У Елизара опять холодно стало под сердцем, до того яркие, изумрудные, глубокие были у нее глаза. А волосы — золотая кудель. И не пудренные, просто свитые в длинные, тугие косы. Эх, обнял бы,

да прижал к сердцу. Но костлявый Огарков впился, как клещ, дергал за локоть.

— Сядь, сядь, на то стулец дан. Ишь, каки прытки! Ты сначала домой отпиши, получи благословение батюшки да матушки. И Анютке надо из их веры в нашу переходить, тогда и свадьбу сыграем. Ох, молодежь, все-то вам объясняй да разъясняй…

… В тот день у Талызиных были затеяны пироги. Сам Никита Васильевич особо любил пироги с горохом: и сытно, и удобно… Возьмешь с собой на работу, сядешь в сторонке, да и перекусишь. И вкусно и чисто — никакой лишней сырости.

Вечером в талызинской поварне дядя и племянник сели в сторонке разобраться с кое-какими делами, да «Куранты» почитать.

Пока Никита Василич считал что-то, Елизар «Курантов» не раскрывал, глядел, как стряпуха сажает в печь противни. И что-то больно зорко глядел. Кухарь какой нашелся. Потом он вдруг встал и тихонько подошел к самой печи.

— Что я тебя хочу спросить, Пелагеюшка, — каким-то особенным голосом заговорил он. — Как это так? Вот ты при мне давеча горох в горшок засыпала… Сам я видел — маловато, полгоршка не было? Так откуда же его теперь чуть не до верху стало? . .

Стряпуха только плечами повела — чудаки эти мужчины.

— А конечно дело… Сыпать надо знаючи. Насыпала б по плечики, он бы от воды разбух и верхом бы пошел; да еще как бы горшок не разорвало.

Талызин скинул с носа очки. Он услышал, как Елизар не то поскользнулся, не то споткнулся и громко охнул.

— Елизарка, ты чего?

Инженер-генерал даже с табуретки привстал: племянник стоял — не пойми, не то с перепугу, не то от радости бледный. Зубы у него стучали.

— Дядя! — как в ознобе, но с торжеством заговорил он. — Я теперь все понял! Я морского беса, которого мне иезуиты в трюм подложили, поймал. Вот он… — И дрожащим перстом Елизар показал на горшок с горохом.

И тут инженер-генерал охнул в свою очередь:

— Ах ты… Надо же! Вот это да!!!

Все дивились: Никита Талызин ни с того ни с сего вздумал звать гостей. Кажись, и поводу нет: ни тебе праздника, ни тебе дня ангела. Сам лично ездил приглашать Питерсбурхского генерал-губер- натора, Меншикова Александра Даниловича. Часто виделись по делу, обо всем толковали запросто, а тут битый час пришлось проторчать в передней горнице, ждать. Александр Данилович милостиво обещался…

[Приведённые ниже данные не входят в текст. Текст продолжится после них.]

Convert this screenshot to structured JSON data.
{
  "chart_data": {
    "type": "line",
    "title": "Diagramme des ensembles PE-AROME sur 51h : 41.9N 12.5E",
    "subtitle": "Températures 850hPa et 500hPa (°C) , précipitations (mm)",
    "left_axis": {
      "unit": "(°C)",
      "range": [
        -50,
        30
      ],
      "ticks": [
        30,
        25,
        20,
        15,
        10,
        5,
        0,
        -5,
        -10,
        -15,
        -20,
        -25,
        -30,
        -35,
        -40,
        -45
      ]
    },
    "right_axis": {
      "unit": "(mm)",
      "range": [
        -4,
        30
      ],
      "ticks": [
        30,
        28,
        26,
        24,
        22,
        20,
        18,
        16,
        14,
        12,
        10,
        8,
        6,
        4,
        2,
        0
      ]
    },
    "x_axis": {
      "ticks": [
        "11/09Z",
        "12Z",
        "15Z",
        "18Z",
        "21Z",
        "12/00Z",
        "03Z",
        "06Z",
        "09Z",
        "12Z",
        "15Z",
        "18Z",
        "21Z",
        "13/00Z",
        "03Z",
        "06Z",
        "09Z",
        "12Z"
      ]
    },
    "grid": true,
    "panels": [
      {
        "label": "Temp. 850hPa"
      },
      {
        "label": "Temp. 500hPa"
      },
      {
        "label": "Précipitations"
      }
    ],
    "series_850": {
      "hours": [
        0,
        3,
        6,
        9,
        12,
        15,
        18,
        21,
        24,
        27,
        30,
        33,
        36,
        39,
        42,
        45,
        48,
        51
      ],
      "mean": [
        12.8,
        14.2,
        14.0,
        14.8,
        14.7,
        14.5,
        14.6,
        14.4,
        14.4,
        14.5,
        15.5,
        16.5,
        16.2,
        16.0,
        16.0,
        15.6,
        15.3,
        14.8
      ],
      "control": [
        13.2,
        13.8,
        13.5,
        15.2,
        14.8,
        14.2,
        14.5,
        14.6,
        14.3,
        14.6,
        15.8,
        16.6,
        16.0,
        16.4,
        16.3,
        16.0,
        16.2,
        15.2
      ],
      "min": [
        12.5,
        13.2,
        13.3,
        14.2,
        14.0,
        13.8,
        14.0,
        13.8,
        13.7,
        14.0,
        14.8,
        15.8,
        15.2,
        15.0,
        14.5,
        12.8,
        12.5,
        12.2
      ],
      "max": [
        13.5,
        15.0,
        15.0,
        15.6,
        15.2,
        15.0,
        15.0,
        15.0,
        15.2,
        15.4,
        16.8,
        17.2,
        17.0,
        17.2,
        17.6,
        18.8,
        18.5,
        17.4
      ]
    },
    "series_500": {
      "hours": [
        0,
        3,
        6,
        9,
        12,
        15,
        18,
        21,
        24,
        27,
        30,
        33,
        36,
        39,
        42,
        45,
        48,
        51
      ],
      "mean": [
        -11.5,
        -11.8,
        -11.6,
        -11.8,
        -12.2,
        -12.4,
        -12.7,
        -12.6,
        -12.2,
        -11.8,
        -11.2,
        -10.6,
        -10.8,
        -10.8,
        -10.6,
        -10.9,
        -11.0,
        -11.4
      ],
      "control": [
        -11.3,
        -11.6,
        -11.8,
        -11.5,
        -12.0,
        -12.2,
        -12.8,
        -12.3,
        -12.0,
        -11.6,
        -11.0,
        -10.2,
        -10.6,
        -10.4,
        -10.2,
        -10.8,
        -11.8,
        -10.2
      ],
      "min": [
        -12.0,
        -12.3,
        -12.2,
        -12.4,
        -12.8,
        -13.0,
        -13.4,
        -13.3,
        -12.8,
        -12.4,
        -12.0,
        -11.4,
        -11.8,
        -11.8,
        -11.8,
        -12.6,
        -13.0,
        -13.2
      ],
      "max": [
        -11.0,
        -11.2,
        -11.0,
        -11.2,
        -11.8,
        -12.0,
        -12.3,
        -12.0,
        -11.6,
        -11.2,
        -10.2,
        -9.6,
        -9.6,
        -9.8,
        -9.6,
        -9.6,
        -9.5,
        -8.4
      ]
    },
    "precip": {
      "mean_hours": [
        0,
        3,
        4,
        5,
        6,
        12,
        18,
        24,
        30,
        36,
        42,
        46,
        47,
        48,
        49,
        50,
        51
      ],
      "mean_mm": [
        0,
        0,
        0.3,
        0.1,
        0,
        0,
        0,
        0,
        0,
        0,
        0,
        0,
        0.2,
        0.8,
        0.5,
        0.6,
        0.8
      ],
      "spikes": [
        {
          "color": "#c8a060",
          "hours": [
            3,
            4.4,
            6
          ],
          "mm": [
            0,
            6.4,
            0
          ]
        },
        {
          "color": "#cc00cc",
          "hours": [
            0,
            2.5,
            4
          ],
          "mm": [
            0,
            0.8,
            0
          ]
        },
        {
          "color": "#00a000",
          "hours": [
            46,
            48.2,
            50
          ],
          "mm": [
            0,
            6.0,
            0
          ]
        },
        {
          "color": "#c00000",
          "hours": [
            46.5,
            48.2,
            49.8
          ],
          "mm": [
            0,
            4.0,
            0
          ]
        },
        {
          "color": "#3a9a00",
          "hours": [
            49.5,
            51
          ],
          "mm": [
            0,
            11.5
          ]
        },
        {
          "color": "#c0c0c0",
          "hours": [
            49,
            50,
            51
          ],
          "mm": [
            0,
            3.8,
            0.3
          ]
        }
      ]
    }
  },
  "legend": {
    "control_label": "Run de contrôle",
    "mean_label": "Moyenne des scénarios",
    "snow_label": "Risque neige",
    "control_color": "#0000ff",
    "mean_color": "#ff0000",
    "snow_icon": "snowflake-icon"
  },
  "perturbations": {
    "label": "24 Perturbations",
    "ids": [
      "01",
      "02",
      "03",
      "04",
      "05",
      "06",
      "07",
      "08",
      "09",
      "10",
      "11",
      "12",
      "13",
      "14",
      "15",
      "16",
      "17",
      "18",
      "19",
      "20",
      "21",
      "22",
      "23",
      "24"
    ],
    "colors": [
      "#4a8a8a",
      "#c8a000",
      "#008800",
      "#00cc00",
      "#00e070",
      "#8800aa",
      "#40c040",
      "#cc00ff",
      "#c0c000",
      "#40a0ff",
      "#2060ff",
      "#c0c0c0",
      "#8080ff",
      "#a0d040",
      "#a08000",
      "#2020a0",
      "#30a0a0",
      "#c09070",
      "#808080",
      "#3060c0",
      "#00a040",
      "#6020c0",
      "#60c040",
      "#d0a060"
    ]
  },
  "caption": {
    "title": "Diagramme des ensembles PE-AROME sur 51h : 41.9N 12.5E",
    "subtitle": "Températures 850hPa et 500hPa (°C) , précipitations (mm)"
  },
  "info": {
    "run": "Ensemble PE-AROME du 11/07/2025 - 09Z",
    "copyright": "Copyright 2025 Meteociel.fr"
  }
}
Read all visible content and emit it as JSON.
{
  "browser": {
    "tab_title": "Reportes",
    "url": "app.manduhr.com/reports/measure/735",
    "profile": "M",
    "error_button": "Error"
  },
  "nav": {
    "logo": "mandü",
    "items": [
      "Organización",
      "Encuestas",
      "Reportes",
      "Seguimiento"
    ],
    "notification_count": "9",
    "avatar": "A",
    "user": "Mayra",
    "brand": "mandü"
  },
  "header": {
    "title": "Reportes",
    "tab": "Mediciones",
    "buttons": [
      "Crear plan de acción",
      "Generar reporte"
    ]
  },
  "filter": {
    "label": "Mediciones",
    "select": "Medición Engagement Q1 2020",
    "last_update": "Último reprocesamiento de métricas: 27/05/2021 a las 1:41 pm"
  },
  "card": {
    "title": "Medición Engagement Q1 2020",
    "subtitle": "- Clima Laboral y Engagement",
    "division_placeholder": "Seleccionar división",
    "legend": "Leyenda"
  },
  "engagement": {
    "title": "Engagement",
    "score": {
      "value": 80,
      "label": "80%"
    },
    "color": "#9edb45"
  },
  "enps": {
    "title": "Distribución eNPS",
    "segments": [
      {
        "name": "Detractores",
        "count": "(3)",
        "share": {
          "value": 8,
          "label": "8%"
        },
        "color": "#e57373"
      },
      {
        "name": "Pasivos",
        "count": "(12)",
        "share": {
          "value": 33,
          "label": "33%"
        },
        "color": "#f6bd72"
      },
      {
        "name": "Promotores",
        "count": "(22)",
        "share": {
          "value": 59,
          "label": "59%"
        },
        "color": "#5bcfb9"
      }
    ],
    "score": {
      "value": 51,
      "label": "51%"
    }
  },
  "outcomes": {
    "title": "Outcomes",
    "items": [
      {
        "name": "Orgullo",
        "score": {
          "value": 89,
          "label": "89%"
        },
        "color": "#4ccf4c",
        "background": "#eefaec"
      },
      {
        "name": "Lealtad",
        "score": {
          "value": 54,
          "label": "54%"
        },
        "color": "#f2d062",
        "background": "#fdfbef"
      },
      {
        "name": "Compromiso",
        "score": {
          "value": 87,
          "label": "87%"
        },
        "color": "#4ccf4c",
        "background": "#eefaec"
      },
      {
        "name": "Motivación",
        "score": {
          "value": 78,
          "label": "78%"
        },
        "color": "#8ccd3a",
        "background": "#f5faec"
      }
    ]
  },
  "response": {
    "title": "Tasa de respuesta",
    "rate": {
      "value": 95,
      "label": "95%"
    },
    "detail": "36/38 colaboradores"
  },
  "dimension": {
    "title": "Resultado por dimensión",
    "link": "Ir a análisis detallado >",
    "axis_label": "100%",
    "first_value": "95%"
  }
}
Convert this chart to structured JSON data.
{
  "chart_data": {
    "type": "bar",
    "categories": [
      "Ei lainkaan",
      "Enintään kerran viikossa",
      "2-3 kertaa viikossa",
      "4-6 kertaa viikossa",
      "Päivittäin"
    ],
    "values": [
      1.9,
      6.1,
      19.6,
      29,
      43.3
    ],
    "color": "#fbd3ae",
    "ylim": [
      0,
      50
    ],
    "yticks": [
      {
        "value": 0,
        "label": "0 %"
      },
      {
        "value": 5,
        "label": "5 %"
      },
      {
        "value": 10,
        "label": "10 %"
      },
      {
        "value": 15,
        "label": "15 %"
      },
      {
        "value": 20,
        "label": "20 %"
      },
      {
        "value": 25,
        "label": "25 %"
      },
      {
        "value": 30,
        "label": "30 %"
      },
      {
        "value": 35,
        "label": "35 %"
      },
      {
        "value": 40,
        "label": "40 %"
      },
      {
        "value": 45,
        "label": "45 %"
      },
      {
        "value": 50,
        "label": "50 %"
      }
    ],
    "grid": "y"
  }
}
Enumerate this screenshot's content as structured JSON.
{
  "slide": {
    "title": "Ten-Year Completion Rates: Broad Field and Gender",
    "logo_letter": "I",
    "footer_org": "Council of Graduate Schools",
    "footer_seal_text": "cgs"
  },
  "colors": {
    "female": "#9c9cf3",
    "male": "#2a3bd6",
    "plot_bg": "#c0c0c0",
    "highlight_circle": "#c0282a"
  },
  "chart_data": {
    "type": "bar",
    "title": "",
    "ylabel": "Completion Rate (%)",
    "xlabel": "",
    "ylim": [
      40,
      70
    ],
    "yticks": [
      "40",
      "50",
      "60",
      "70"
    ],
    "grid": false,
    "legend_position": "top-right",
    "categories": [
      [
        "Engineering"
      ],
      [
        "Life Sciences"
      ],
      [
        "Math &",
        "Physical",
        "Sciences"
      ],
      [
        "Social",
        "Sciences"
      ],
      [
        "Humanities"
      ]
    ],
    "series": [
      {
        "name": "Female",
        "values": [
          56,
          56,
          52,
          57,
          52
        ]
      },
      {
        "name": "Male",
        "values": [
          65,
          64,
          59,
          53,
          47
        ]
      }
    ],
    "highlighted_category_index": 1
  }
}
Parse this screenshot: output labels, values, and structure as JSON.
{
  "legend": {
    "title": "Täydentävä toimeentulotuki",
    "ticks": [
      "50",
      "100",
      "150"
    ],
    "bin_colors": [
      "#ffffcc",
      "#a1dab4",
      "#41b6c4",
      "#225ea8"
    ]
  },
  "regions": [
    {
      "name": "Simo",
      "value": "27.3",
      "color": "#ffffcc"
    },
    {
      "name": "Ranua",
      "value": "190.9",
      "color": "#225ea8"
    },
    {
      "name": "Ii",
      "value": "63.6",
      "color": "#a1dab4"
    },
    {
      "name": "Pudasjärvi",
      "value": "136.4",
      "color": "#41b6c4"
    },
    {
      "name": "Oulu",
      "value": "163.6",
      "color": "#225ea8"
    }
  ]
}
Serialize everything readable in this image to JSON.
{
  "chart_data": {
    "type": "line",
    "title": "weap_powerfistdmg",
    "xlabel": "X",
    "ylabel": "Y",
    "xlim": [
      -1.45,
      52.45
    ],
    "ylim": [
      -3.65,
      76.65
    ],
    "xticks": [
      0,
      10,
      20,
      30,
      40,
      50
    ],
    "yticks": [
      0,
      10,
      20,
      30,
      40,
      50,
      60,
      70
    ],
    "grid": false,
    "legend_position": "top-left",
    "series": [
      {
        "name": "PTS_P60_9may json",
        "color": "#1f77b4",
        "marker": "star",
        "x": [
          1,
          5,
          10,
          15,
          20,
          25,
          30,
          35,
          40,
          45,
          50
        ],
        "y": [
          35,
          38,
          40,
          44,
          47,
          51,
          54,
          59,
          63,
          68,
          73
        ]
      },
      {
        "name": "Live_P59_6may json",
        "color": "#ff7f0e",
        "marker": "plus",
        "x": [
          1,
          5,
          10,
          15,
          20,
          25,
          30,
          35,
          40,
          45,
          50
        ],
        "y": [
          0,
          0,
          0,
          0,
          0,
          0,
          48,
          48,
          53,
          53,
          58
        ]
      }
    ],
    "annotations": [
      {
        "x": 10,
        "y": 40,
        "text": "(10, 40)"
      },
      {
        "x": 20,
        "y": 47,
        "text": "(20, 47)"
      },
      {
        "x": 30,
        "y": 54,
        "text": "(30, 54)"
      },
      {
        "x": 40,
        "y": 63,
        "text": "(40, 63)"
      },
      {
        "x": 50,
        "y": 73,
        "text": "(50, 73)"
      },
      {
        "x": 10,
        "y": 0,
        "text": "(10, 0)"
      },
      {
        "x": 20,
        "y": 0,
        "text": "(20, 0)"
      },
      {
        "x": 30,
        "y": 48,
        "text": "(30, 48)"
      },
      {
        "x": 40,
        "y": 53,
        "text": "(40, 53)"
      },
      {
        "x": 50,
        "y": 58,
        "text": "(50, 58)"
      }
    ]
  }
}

… В большой талызинской палате было жарко натоплено. Длинный стол ломился от всякой вкусноты, хотя особенных разносолов в Питерсбурхе достать пока что было неоткуда. Жили скудно, зимой бывало даже подголадывали. Ветчина, солонина, блюдо с огурцами, с капустой, жбан с морошкой да с клюквой, купленный по случаю у голландского шкипера паштет, хотя и с душком. Штофы, бутылки, фляжки разных фасонов. А в углу здоровенная бадья и в той бадье плавает в мутной воде бочонок — видно, новая какая заморская выдумка…

Гости угощались, ели, пили вволю, да нет-нет косились в тот угол. Что там припас чудак Талызин? Чем надумал удивить? Бжели брага али пиво какое особое? Оно неплохо, да не больно в диковину. Пивали всякое: и мозельское, и рейнское, и бургундское, а также из Англии джин, виски, густой эль. Саженный, под рост царю Петру, крупнолицый, ухоженный красавец Александр Данилович давно уже расстегнул мундир, снял пояс с портупеей, отстегнул часть пуговиц на камзоле, чтобы одежа не стесняла, размотал кружевной шейный платок. Сладко рыгнув, погладил щетинистые усики.

— Ну чего, господа енералы? Начнем песни петь, али в игры сразимся? Попили, поели, надо и передохнуть.

Случайно встретился глазами с Елизаром, сидевшим на нижнем конце стола.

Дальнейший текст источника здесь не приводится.